HealthMamba: An Uncertainty-aware Spatiotemporal Graph State Space Model for Effective and Reliable Healthcare Facility Visit Prediction
Dahai Yu, Lin Jiang, Rongchao Xu, Guang Wang
TL;DR
HealthMamba tackles the need for fine-grained, spatially aware healthcare facility visit forecasting with reliable uncertainty estimates. It introduces a three-part architecture: a Unified Spatiotemporal Context Encoder (STCE) for multi-source fusion, a GraphMamba backbone with adaptive graph learning for hierarchical spatiotemporal modeling, and a multi-faceted uncertainty quantification (UQ) module with node-based, distribution-based, and parameter-based components plus post-hoc calibration. Empirical results on four large-scale U.S. state datasets show about $6.0\%$ improvements in MAE and $3.5\%$ improvements in interval-related metrics over strong baselines, with robust performance across facility types and under abnormal events like pandemics and hurricanes.
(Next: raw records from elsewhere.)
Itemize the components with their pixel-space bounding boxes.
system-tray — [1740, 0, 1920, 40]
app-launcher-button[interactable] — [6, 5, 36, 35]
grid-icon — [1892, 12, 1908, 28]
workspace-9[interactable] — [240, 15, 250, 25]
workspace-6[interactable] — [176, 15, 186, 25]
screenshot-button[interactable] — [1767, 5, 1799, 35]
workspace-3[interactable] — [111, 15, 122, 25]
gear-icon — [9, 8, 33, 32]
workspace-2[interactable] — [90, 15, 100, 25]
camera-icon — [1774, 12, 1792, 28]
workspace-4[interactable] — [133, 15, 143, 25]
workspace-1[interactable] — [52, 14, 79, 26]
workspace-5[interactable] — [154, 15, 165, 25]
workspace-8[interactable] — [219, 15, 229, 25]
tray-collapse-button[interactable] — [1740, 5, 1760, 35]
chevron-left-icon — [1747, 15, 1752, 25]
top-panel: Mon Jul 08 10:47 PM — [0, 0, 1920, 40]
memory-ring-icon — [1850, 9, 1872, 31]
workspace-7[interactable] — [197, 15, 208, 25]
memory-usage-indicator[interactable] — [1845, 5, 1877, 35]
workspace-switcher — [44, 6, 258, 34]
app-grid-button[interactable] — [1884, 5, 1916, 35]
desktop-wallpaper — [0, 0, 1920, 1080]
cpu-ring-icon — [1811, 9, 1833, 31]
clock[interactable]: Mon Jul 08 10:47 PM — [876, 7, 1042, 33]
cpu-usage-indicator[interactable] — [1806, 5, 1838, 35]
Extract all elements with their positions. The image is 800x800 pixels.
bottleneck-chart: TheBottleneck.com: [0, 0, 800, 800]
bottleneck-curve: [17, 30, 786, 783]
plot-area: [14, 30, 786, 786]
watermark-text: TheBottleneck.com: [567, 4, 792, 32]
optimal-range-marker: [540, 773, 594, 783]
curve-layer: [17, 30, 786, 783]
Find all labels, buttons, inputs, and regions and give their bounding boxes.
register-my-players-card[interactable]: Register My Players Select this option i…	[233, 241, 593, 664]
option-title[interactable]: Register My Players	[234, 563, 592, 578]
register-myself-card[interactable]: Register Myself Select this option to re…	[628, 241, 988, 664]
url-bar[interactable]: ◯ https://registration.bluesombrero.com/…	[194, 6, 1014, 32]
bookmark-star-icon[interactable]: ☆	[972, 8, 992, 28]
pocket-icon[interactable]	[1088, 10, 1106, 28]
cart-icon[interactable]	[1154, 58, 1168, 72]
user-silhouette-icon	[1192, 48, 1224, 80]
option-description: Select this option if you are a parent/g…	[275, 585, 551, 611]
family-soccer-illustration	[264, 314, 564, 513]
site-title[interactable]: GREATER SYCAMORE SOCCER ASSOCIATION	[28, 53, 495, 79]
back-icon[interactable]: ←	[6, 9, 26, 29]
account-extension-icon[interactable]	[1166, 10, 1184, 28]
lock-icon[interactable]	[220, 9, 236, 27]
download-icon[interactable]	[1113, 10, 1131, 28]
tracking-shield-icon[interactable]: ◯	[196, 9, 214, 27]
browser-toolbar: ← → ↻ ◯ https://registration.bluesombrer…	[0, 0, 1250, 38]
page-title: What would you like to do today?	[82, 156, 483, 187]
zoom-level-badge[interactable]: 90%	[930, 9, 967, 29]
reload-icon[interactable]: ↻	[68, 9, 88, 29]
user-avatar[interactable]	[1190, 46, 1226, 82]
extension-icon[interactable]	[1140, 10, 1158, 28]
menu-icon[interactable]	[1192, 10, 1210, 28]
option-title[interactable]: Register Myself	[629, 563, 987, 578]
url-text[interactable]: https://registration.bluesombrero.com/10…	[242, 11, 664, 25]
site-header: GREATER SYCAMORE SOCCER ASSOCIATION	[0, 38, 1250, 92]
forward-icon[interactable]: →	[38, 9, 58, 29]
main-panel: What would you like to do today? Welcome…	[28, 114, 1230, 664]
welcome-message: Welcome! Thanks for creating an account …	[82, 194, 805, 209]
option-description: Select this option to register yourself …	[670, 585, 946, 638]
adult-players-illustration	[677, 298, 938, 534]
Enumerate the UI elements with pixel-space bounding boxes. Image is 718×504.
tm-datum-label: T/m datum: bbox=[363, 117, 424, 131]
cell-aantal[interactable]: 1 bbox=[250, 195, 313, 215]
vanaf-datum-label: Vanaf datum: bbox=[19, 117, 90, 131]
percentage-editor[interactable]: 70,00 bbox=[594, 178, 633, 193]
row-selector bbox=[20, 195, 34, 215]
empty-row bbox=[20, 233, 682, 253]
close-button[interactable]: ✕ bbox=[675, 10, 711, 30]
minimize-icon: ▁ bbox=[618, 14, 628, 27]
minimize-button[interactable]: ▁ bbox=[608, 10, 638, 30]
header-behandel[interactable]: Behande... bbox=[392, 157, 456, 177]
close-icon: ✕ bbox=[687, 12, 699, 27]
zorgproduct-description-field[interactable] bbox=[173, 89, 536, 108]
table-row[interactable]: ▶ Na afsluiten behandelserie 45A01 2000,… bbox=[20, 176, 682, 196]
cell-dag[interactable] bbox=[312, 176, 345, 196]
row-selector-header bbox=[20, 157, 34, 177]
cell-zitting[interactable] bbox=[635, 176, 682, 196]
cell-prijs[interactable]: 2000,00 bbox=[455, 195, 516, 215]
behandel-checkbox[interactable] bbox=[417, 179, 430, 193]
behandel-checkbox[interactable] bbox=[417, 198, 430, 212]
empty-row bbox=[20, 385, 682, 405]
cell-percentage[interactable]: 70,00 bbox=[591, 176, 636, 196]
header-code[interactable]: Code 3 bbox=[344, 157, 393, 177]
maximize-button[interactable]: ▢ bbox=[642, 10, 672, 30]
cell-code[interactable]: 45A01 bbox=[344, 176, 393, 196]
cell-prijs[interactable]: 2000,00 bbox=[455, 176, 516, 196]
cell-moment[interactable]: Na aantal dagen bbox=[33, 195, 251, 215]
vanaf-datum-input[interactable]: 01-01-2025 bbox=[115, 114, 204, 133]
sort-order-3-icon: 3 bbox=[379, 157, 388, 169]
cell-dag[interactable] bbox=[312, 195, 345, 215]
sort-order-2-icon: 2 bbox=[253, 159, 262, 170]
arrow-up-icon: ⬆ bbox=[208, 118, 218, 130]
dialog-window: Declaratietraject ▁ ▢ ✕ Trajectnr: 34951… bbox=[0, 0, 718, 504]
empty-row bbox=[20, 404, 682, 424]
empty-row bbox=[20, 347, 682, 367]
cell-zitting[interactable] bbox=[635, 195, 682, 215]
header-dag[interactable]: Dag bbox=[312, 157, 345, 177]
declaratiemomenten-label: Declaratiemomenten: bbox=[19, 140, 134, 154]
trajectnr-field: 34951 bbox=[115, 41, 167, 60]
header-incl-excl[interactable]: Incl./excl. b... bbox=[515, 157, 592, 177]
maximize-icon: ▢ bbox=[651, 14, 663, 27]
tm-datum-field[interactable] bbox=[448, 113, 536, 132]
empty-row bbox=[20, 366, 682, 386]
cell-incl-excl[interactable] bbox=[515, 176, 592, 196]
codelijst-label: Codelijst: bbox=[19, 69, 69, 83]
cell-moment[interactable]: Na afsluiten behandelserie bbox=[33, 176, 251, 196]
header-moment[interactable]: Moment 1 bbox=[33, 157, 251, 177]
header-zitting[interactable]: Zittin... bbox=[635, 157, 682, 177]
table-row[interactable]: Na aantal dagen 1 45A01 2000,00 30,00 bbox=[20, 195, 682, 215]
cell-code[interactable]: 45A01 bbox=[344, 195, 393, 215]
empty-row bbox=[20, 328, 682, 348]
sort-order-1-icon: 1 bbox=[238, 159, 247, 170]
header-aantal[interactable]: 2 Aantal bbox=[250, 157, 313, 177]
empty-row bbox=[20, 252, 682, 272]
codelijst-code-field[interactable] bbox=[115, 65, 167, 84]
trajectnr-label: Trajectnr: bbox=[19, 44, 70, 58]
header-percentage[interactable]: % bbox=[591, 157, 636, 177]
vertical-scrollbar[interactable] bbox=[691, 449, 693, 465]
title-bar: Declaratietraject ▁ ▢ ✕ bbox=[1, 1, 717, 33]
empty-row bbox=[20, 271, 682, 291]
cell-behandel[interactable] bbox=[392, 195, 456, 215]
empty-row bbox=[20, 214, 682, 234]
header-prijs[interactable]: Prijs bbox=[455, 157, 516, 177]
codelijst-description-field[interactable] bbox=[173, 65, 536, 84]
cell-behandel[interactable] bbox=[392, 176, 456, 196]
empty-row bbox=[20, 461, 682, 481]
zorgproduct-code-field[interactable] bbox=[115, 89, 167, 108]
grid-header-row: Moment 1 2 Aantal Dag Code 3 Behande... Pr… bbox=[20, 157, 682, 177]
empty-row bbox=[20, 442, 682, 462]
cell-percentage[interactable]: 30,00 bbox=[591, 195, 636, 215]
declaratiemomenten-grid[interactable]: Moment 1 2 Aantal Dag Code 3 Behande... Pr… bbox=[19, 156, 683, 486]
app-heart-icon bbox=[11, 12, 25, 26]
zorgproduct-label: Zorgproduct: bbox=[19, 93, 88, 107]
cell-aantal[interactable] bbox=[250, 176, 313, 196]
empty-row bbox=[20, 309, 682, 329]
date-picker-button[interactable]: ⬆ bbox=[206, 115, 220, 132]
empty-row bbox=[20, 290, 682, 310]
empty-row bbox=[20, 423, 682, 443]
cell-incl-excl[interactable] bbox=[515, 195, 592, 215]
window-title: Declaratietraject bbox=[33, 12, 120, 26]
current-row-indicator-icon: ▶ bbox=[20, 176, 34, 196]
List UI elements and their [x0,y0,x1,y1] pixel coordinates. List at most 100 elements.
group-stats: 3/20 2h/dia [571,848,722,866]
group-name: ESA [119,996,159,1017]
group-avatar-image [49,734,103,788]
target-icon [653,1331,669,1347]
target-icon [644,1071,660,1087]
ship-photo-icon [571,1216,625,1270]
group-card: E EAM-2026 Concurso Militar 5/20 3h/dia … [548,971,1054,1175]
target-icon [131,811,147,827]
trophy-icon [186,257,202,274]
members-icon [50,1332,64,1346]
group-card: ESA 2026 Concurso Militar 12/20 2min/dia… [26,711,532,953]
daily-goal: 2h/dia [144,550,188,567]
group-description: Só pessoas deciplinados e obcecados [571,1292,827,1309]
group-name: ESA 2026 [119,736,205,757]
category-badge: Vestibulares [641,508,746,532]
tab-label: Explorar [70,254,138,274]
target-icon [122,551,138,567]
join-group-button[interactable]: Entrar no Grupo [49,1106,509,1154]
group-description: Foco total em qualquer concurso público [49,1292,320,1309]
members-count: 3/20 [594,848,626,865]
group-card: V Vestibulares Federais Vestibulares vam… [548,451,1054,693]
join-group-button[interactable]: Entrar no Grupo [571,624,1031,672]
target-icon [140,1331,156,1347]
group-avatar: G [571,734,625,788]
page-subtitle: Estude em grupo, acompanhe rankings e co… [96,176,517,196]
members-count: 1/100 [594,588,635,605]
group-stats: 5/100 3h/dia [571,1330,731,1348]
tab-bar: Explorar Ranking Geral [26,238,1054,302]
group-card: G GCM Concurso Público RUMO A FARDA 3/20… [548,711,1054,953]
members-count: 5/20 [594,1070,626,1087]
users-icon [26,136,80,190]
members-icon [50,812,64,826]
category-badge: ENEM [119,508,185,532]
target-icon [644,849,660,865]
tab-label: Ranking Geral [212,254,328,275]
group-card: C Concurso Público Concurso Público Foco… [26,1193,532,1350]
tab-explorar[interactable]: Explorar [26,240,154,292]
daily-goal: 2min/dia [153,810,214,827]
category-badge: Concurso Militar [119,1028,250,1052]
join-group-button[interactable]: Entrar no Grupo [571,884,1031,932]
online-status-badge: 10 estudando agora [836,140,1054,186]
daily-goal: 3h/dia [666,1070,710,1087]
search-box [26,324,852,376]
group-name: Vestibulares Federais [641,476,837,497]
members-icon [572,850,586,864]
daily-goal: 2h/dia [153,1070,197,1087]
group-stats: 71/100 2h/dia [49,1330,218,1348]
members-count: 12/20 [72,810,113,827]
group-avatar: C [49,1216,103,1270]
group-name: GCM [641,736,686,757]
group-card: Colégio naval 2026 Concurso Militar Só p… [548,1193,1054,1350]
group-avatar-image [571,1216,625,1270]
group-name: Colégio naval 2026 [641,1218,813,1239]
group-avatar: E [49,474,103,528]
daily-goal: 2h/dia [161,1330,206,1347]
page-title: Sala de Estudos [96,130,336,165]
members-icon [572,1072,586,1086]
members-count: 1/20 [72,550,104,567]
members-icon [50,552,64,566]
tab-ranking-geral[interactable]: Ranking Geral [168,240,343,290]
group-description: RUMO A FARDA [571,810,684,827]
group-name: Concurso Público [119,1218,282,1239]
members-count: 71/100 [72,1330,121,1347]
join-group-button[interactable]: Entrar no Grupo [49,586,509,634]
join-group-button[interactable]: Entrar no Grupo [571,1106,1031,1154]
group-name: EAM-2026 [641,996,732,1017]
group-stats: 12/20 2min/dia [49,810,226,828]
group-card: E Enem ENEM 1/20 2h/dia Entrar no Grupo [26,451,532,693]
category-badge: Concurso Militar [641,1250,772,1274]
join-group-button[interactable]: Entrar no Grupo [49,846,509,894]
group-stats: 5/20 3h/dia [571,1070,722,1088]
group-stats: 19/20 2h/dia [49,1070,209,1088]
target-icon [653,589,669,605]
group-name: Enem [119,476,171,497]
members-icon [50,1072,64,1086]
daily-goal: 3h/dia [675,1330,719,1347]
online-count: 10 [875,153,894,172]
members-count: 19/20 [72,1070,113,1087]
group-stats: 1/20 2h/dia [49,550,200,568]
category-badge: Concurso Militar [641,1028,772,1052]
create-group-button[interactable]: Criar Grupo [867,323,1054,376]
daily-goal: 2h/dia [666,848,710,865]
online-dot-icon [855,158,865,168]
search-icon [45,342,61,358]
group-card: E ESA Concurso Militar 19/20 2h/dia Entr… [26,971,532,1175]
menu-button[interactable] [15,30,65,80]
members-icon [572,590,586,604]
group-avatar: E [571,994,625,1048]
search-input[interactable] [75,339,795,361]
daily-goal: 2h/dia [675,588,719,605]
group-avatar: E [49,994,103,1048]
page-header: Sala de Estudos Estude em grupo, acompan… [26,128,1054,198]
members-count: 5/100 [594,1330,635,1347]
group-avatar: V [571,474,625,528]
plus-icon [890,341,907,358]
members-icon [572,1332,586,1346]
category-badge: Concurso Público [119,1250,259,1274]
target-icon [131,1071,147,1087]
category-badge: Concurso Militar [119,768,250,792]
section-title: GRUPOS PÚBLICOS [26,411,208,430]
The approach offers a practical, efficient, and reliable framework for resource planning and emergency response, enabling trustworthy decision-making in public health settings.
Abstract
Healthcare facility visit prediction is essential for optimizing healthcare resource allocation and informing public health policy. Despite advanced machine learning methods being employed for better prediction performance, existing works usually formulate this task as a time-series forecasting problem without considering the intrinsic spatial dependencies of different types of healthcare facilities, and they also fail to provide reliable predictions under abnormal situations such as public emergencies. To advance existing research, we propose HealthMamba, an uncertainty-aware spatiotemporal framework for accurate and reliable healthcare facility visit prediction. HealthMamba comprises three key components: (i) a Unified Spatiotemporal Context Encoder that fuses heterogeneous static and dynamic information, (ii) a novel Graph State Space Model called GraphMamba for hierarchical spatiotemporal modeling, and (iii) a comprehensive uncertainty quantification module integrating three uncertainty quantification mechanisms for reliable prediction. We evaluate HealthMamba on four large-scale real-world datasets from California, New York, Texas, and Florida. Results show HealthMamba achieves around 6.0% improvement in prediction accuracy and 3.5% improvement in uncertainty quantification over state-of-the-art baselines.